Pour retrouver les origines de l’amour de Russell Westbrook pour le triple-double, il faut remonter à la Draft 2008 lors de laquelle les SuperSonics de Seattle jettent leur dévolu sur le jeune meneur de jeu tout droit sorti d’UCLA. Prometteur et talentueux, Russell s’intègre très vite sous les couleurs du Thunder, puisque la franchise a déménagé une semaine après la Draft, et claque le premier TD de sa carrière le 2 mars 2009, le premier d’une très longue série. Très vite et très jeune, Russ s’impose comme un meneur atypique et athlétique qui utilise sa hargne et ses deux mètres d’envergure pour s’imposer dans n’importe quelle raquette et représenter la parfaite machine à triple-double qu’il est. Scoreur, passeur et gros rebondeur, le numéro 0 forme le duo que l’on connaît avec Kevin Durant, dont le départ correspond étrangement à l’explosion du Brodie. Le 4 juillet 2016, KD prend l’admirable décision de rejoindre les Golden State Warriors dans le but de relever un immense défi, laissant ainsi son frère d’armes seul dans le navire du Thunder. Faiblement encadré et se retrouvant avec les responsabilités de la franchise sur ses épaules, Russ West décide de mettre la Ligue à ses pieds et de faire tomber le record que l’on pensait intouchable : les 41 triple-doubles d’Oscar Robertson en une saison. Après tout, quand on déclare que le ballon est notre seul ami sur le parquet, c’est normal que l’on veuille autant l’attraper.

Il y a eu un pendant Kevin Durant et un après Kevin Durant. Lorsque le Thunder était une des plus grosses équipes en devenir, les jeunes pousses se partageaient les tâches et chacun tentait de grandir pour un jour décrocher la fameuse bague. Déjà excellent dans le domaine, Westbrook réussit 37 triple-doubles jusqu’au départ du Cupcake, sur ses huit premières saisons en NBA, dont 29 sur les deux derniers exercices avec son poto. Avec ces 37 triple-doubles, le chouchou d’OKC serait actuellement neuvième au classement All-Time devant un certain… James Harden.

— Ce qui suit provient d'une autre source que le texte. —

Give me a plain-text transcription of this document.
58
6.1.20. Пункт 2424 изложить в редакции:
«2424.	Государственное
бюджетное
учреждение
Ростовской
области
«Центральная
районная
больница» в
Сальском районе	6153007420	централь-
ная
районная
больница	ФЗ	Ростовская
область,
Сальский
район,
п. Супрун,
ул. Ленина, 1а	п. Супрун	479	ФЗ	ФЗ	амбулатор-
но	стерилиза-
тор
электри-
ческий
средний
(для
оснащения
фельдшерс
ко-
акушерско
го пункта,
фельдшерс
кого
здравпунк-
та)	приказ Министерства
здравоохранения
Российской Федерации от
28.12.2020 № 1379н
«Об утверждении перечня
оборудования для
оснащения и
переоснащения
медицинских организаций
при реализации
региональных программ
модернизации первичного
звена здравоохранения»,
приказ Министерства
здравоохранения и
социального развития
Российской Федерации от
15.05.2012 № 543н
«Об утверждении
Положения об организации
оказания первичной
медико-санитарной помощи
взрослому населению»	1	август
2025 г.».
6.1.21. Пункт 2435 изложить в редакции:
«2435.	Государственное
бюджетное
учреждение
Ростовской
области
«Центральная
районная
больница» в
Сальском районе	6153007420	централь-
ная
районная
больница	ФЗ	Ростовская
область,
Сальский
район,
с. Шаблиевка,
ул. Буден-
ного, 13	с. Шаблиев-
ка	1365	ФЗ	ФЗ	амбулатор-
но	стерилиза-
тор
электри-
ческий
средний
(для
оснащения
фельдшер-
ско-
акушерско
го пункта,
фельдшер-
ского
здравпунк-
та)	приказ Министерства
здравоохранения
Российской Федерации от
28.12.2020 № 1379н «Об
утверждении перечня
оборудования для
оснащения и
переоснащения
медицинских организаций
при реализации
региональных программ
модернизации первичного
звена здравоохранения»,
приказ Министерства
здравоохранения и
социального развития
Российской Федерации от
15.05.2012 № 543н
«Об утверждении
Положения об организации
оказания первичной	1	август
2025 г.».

Mais la saison 2016-17 marque un véritable tournant pour l’histoire du triple-double puisque Billy Donovan laisse les clefs du camion à son nouveau franchise player qui met le paquet pour inscrire son nom dans la légende, dans une saison où il ne passera pas le premier tour des Playoffs. Depuis, le meneur a enregistré 73 triple-doubles pour ainsi porter son total à 110 et s’installer à la troisième place du classement All-Time, derrière Magic et Robertson. Pour faire simple, Russell Westbrook a presque claqué le double de TDs en deux saisons et le quart de celle en cours, que sur les huit saisons passées avec Kevin Durant. C’est tout, et il semble désormais que rien ne pourra l’empêcher de faire tomber l’autre record de l’ancien des Bucks : 181 triple-doubles en carrière.

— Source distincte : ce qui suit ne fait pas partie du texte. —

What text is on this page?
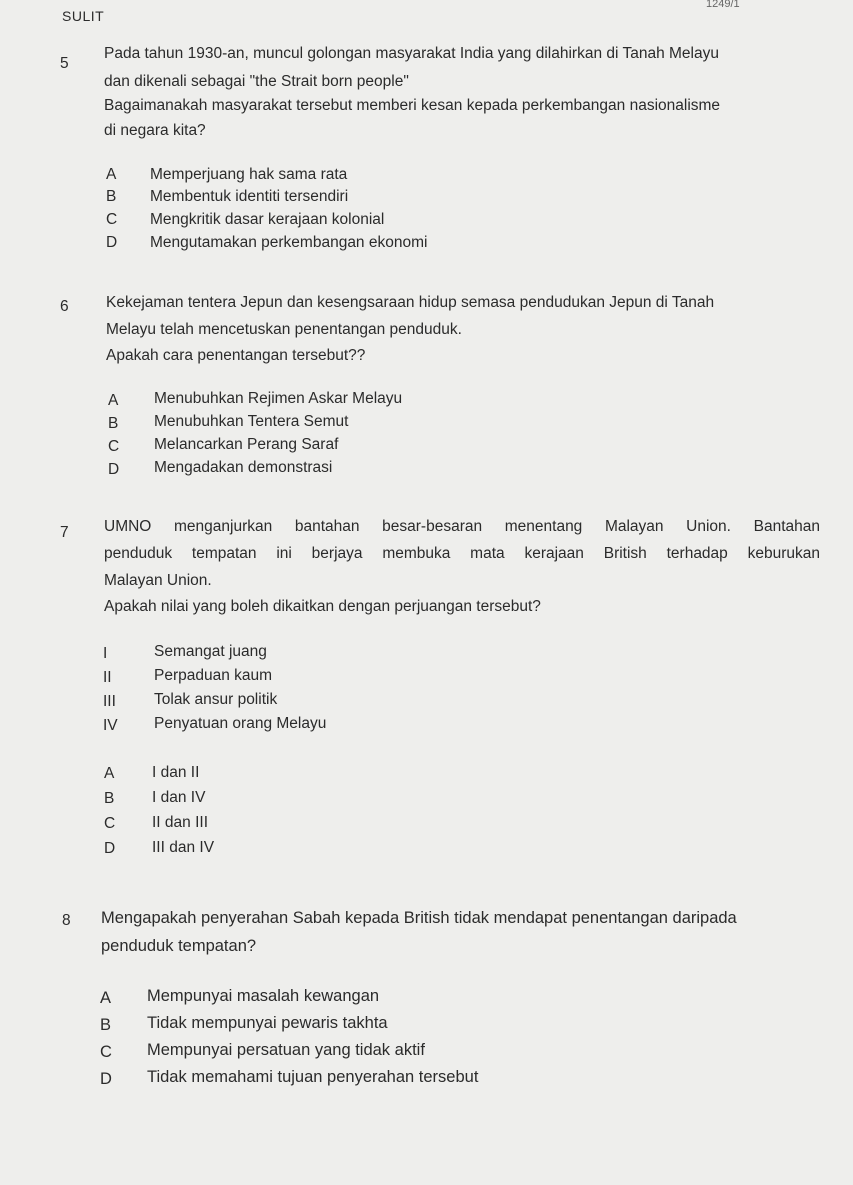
SULIT
1249/1
5
Pada tahun 1930-an, muncul golongan masyarakat India yang dilahirkan di Tanah Melayu
dan dikenali sebagai "the Strait born people"
Bagaimanakah masyarakat tersebut memberi kesan kepada perkembangan nasionalisme
di negara kita?
A Memperjuang hak sama rata
B Membentuk identiti tersendiri
C Mengkritik dasar kerajaan kolonial
D Mengutamakan perkembangan ekonomi
6 Kekejaman tentera Jepun dan kesengsaraan hidup semasa pendudukan Jepun di Tanah
Melayu telah mencetuskan penentangan penduduk.
Apakah cara penentangan tersebut??
A Menubuhkan Rejimen Askar Melayu
B Menubuhkan Tentera Semut
C Melancarkan Perang Saraf
D Mengadakan demonstrasi
7 UMNO menganjurkan bantahan besar-besaran menentang Malayan Union. Bantahan
penduduk tempatan ini berjaya membuka mata kerajaan British terhadap keburukan
Malayan Union.
Apakah nilai yang boleh dikaitkan dengan perjuangan tersebut?
I	Semangat juang
II	Perpaduan kaum
III Tolak ansur politik
IV Penyatuan orang Melayu
A I dan II
B I dan IV
C II dan III
D III dan IV
8 Mengapakah penyerahan Sabah kepada British tidak mendapat penentangan daripada
penduduk tempatan?
A Mempunyai masalah kewangan
B Tidak mempunyai pewaris takhta
C Mempunyai persatuan yang tidak aktif
D Tidak memahami tujuan penyerahan tersebut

Mais comment cela est-il possible ? Pour certains, l’explication est toute trouvée puisqu’il ne s’agit ni plus ni moins de stat padding, ce qui consiste à abuser d’une faille pour augmenter ses stats même si cela ne représente aucune difficulté ou chance de gagner. Voilà à quoi en est réduit un des meilleurs joueurs de sa génération et pourtant le débat a bien lieu d’être puisque beaucoup de spectateurs ont parfois remarqué cette obsession pour le rebond, tout comme le petit coup de pouce donné par ses coéquipiers. Parce que oui, il faut être honnête, si le Brodie capte autant de rebonds, c’est parfois parce que ses coéquipiers ne viennent pas les chercher. Mais pourquoi ? Par peur d’être mordu par le chien enragé dans les vestiaires ou parce que le jeu du Thunder s’est construit là-dessus au fil du temps ?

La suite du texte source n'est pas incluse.